Living With Spinal Stenosis
Living with spinal stenosis can be challenging. However, these self-care tips may help.
- Get regular exercise. Try to exercise at least three times a week for 30 minutes. Modify or adjust your activity and try to avoid doing things that can make the pain worse. Your health care provider or physical therapist may recommend specific exercises for you to do at home as well. Talk to your doctor before beginning any exercise program.
- Make adjustments in your daily routines that might trigger pain. Pace activities so you don’t overdo it.
- Use assistive devices to help give you stability when you walk around.
- Try changing your posture. Some people may find that flexing the spine can relieve some of their symptoms. Flexing opens the spaces in the spine, which takes pressure off the nerves and can help decrease pain.
- Practice healthy habits. For example, maintain a healthy weight and if you smoke, quit.
Research Progress Related to Spinal Stenosis
The NIAMS and other federal agencies are supporting several research projects related to spinal stenosis. For example:
- Managing chronic low back pain. The NIH Back Pain Research Consortium (BACPAC) is a patient-centered research initiative to improve understanding of the condition and generate new tools for better targeting of existing and new therapies.

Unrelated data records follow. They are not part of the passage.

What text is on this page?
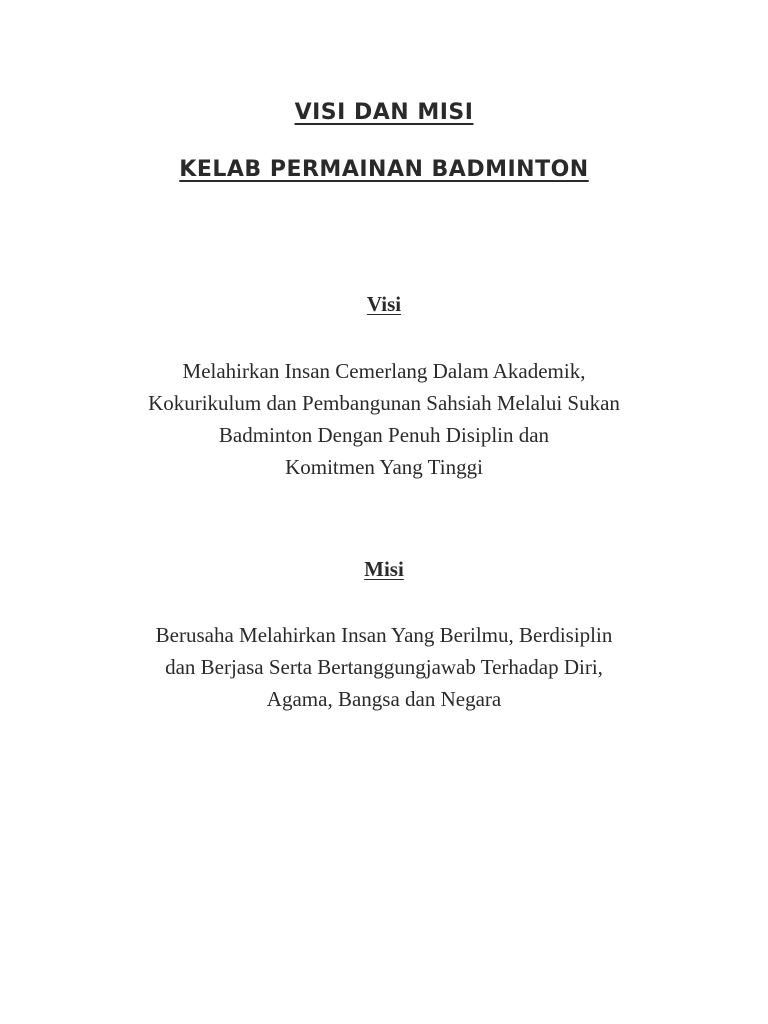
VISI DAN MISI
KELAB PERMAINAN BADMINTON
Visi

Melahirkan Insan Cemerlang Dalam Akademik,
Kokurikulum dan Pembangunan Sahsiah Melalui Sukan
Badminton Dengan Penuh Disiplin dan
Komitmen Yang Tinggi

Misi

Berusaha Melahirkan Insan Yang Berilmu, Berdisiplin
dan Berjasa Serta Bertanggungjawab Terhadap Diri,
Agama, Bangsa dan Negara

- NIAMS-supported researchers have published results from the Spine Patient Outcomes Research Trial (SPORT), the largest trial to date comparing surgical and nonsurgical interventions for the treatment of low back and associated leg pain caused by spinal stenosis. The study found that for people with spinal stenosis, surgical treatment was more effective than nonsurgical treatment in relieving symptoms and improving function. However, the functional status of people who received nonsurgical therapies also improved somewhat during the study.

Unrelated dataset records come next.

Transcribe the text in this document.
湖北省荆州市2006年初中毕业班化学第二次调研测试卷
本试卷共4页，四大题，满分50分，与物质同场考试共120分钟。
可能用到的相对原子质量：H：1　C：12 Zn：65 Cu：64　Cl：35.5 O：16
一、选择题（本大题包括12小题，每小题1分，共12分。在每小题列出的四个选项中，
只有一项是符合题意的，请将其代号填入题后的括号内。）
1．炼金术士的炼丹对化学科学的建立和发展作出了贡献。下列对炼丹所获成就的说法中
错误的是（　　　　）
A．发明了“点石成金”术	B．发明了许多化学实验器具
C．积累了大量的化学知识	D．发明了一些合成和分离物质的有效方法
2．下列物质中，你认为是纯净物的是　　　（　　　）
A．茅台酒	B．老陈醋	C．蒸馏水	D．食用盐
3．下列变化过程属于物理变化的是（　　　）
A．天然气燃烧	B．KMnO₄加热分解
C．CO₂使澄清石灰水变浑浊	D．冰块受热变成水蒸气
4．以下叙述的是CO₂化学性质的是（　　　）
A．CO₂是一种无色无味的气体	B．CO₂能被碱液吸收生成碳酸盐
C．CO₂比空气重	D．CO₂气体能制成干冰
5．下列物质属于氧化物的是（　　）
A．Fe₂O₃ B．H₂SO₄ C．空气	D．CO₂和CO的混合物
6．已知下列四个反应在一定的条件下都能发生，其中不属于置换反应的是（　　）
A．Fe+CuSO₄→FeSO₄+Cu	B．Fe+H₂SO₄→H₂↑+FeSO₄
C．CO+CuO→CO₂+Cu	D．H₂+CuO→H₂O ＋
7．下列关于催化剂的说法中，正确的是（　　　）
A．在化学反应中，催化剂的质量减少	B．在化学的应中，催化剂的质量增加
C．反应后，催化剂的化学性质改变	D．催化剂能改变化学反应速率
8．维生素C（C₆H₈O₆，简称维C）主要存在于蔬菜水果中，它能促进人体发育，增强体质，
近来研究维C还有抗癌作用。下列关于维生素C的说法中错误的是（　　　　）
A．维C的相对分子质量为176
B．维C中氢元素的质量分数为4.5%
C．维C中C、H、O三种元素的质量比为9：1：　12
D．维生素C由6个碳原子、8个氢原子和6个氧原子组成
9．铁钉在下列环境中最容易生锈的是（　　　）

- Continued follow-up of participants in the SPORT trial will assess long-term outcomes and the cost effectiveness of surgical or nonsurgical management of spinal stenosis and other back problems.
- SPORT researchers have developed web-based tools that allow patients with low back disorders to apply the best clinical evidence to their individual circumstances and make more informed treatment choices about back surgery. A strong collaboration of researchers will develop, validate, and evaluate novel methods for disseminating individualized risk and benefit information.

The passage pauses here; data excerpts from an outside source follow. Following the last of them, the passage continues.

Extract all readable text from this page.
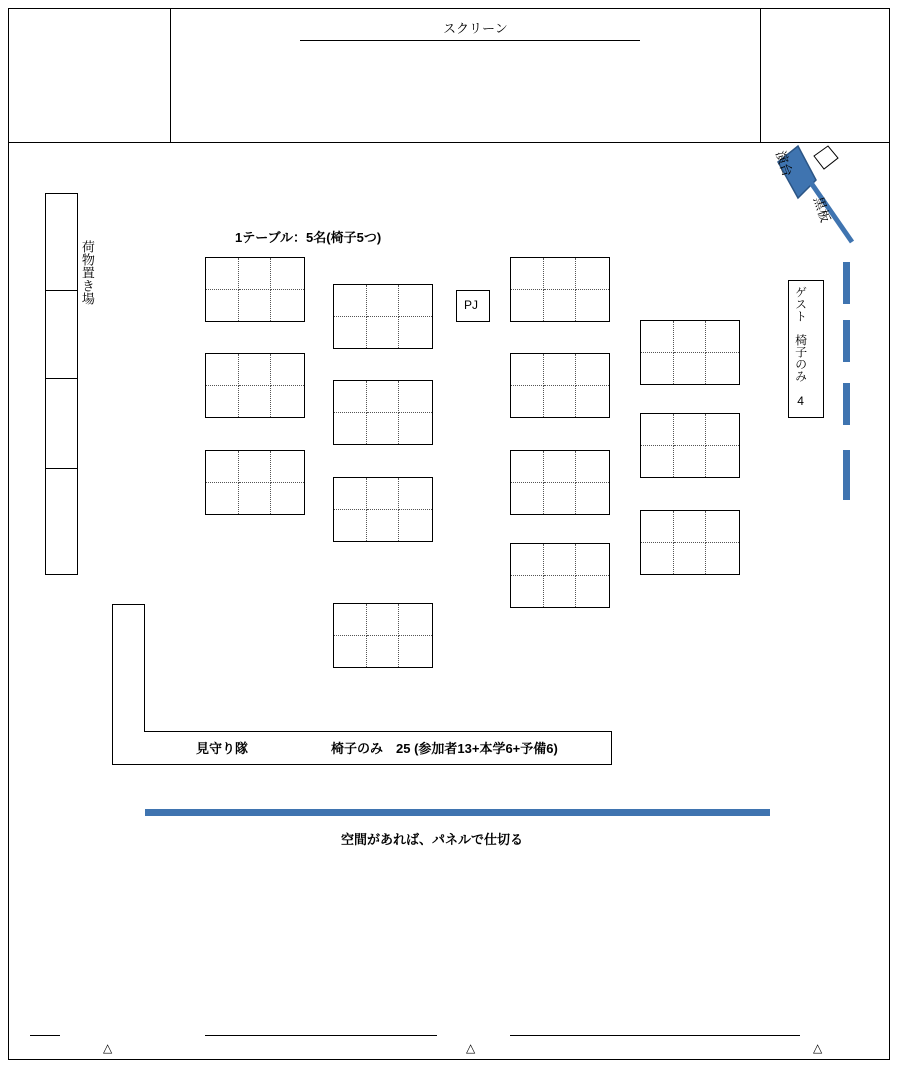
スクリーン
荷物置き場
1テーブル：5名(椅子5つ)
PJ
演台
黒板
ゲスト　椅子のみ　4
見守り隊	椅子のみ　25 (参加者13+本学6+予備6)
空間があれば、パネルで仕切る
△	△	△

- Researchers studied the effectiveness of spinal epidural treatments using numbing medications, with and without corticosteroids. The Lumbar Epidural Steroid Injections for Spinal Stenosis (LESS) trial showed treatments that use both numbing medications and corticosteroids only provided a small amount of benefit over epidural treatments that just used numbing medications.
- Researchers are working to identify optimal approaches for the prevention and early treatment of the many underlying causes of spinal stenosis, including osteoarthritis, rheumatoid arthritis, and Paget’s disease.